The world of truth and lies is the world in which Camille Paglia does battle every day. And her interview with Philip Dodd on Free Thinking (Radio 3, Tuesday of last week) provided a comprehensive survey of her intellectual portfolio. As a feminist who regards the struggles of the 1920s and ’30s as the golden age of gender empowerment, Paglia is finding a new audience among liberals who are nostalgic for an era when free speech was unfettered by pre-emptive anxieties on behalf of apparently vulnerable identity groups.
She talks of the “disastrous” criminalisation of utterances known as “hate speech”, and of the tyranny of victimhood which has paralysed debate in American academe over the past few decades. She speaks fast, and her discourse is peppered with references to her own work. “I am one of the most quoted writers,” she declares; and that might well be true, bearing in mind how often she quotes herself. But, if you are going to take on the likes of Andrea Dworkin, you need all that brashness and more.

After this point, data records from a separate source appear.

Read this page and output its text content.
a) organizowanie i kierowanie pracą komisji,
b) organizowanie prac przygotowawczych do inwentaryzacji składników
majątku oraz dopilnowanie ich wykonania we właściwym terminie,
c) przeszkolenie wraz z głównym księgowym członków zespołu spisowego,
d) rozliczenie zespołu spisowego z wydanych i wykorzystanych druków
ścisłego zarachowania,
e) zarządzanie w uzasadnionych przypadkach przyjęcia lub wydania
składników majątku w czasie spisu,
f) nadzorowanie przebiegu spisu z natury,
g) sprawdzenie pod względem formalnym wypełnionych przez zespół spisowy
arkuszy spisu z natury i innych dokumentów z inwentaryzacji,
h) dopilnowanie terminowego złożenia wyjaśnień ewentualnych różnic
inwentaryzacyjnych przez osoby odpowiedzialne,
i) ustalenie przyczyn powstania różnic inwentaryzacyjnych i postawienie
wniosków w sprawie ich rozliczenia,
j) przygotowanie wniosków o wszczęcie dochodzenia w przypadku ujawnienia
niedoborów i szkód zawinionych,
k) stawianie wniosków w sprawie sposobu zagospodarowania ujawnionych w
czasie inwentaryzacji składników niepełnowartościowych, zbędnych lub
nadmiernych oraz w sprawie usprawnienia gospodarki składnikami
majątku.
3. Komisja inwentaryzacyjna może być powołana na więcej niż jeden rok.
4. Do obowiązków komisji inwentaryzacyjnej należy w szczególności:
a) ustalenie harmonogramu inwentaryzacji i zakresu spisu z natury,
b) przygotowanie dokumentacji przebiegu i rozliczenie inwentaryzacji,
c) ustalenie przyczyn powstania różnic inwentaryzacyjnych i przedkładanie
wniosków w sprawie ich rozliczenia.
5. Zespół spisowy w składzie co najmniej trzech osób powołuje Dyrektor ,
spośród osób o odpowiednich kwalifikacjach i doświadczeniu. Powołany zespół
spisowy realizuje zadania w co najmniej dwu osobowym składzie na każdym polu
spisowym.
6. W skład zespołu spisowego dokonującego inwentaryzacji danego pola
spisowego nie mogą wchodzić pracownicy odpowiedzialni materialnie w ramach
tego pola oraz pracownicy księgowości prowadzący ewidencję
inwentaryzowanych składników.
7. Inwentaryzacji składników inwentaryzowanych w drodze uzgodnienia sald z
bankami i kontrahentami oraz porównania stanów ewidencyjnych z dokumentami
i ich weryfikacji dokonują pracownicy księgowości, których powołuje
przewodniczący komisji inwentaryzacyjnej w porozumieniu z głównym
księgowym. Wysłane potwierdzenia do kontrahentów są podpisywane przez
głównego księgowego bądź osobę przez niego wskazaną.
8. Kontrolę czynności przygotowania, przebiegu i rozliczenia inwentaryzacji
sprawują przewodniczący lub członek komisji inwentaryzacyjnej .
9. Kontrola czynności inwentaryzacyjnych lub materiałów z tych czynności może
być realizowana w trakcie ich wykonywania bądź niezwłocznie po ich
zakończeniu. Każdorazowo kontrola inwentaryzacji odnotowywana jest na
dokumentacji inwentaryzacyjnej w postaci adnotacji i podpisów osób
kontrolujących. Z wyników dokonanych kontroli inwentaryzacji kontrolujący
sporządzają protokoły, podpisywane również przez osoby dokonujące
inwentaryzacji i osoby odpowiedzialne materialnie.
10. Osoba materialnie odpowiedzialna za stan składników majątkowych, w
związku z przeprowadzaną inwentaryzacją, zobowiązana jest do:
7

Paglia shares with many others a belief in the freedom to cause offence. The documentary film-maker Louis Theroux — interviewed for the Beyond Today podcast (BBC, Monday of last week) — talked with typical sensitivity about his encounters with the Westboro Baptist Church, whose public demonstrations of homophobia are the quintessence of hate speech. Theroux has managed to gain access to an organisation that delights in offence, exposing its vulnerabilities while never making excuses.